If you read The Avalanches’ wikipedia page, the first 2 genres associated with them are “plunderphonics” and “sampledelia,” which just goes to show that the universe of music genre labels makes absolutely no sense and often tells you nothing about anything. The Avalanches make sample-based music (is this “sampledelia”??) that I would describe as disco with a side of hip-hop.

The Avalanches first album, “Since I Left You,” came out in 2000, and it was a long 16 years before their second album, “Wildflower.” I, of course, was blissfully unaware of this gap. When album #3, “We Will Always Love You,” dropped last month and Cody told me about it, I said, “wait…was this the band you told me about a few years ago where there was some ridiculously long time between their first and second albums?” It was, and while I have no idea why I didn’t actually listen to them in 2016, I’m glad I finally got on board.

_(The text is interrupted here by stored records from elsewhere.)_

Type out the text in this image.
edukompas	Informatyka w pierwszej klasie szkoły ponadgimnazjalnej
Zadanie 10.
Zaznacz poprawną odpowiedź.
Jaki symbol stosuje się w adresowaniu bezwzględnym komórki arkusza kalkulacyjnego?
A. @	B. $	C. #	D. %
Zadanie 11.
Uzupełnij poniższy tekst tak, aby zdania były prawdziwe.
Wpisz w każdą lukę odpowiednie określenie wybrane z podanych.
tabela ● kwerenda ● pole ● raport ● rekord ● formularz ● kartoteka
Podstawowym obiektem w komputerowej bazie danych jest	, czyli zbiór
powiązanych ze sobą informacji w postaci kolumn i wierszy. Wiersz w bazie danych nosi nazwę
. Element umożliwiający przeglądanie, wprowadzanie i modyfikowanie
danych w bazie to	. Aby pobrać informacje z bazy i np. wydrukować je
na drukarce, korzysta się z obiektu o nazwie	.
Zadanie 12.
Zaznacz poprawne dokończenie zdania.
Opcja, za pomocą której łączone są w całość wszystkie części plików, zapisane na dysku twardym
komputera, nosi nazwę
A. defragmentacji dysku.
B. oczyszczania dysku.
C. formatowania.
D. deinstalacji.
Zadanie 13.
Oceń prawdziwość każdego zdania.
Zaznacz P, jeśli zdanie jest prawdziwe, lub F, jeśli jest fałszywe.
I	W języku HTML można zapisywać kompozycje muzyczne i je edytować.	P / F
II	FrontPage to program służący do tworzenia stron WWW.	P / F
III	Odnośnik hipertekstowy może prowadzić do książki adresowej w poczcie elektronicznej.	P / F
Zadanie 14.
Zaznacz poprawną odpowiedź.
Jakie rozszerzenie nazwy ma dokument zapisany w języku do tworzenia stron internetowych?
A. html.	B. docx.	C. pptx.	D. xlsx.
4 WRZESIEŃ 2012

The thing I’ve most enjoyed while listening to hours and hours of The Avalanches over the last 6 weeks has been the moments of sheer delight I’ve experienced over how creative their sampling is. Sample-based music is just what it sounds like – using samples of other songs, usually from vinyl, and chopping them and mixing them up – sometimes adding in new vocals or live instrumentation – to create something entirely new. Like any art form, it can be done simply or complexly (is this a real word? Don’t care!) and my totally untrained, non-expert assessment of The Avalanches is that they are very, very good at what they do. So many times while listening through their discography I’ve thought, “Holy shit I can’t believe they thought to do this.”

Here are a few highlights:

The Noisy Eater. This song gained the highest praise I can offer to music which is that I laughed out of joy while listening to it. The surprise sample of a children’s choir singing “Come Together” by The Beatles absolutely slayed me.

ETOH. The song kind of swirls around until about halfway through it gets into this very groovy electro-funk vibe. This is from their 2000 album but sounds way more current.

Wherever You Go. I was drawn to this song because it has a great beat and a subtle sample of Maghalena, a Brazilian song from the 90s that I love even though I have no idea why I even know it in the first place. When I looked up the “Wherever You Go” video for this blog post, I learned that it also samples the Voyager Golden Record, a compilation of music and sounds coordinated by Carl Sagan in the late ’70s and launched into space via the twin Voyager probes. Because of this, during quarantine The Avalanches managed to record a version of this song with the International Space Station Orchestra, which is…a thing! All of this makes me so happy.

Frankie Sinatra. I don’t even know what to say about this. It’s so weird and I just love it. I deliberately didn’t include the actual music video because it’s so bonkers that I thought it detracted from the song, which is kooky enough on its own.

Frontier Psychiatrist. The first comment on this YouTube video is, “This video is like one of those weirdly upsetting dreams you’d never consider trying to describe to someone” and I could not say it better. The actual song is kind of haunting but I love it.

Did you listen to any of these songs? Do you already know and love The Avalanches? Let me know! Maybe now I can release myself from The Avalanches and listen to…something else?!

This was the first “Artist Spotlight” post I’ve written in over 3 years. Whoops. Hopefully not another 3 years until the next one.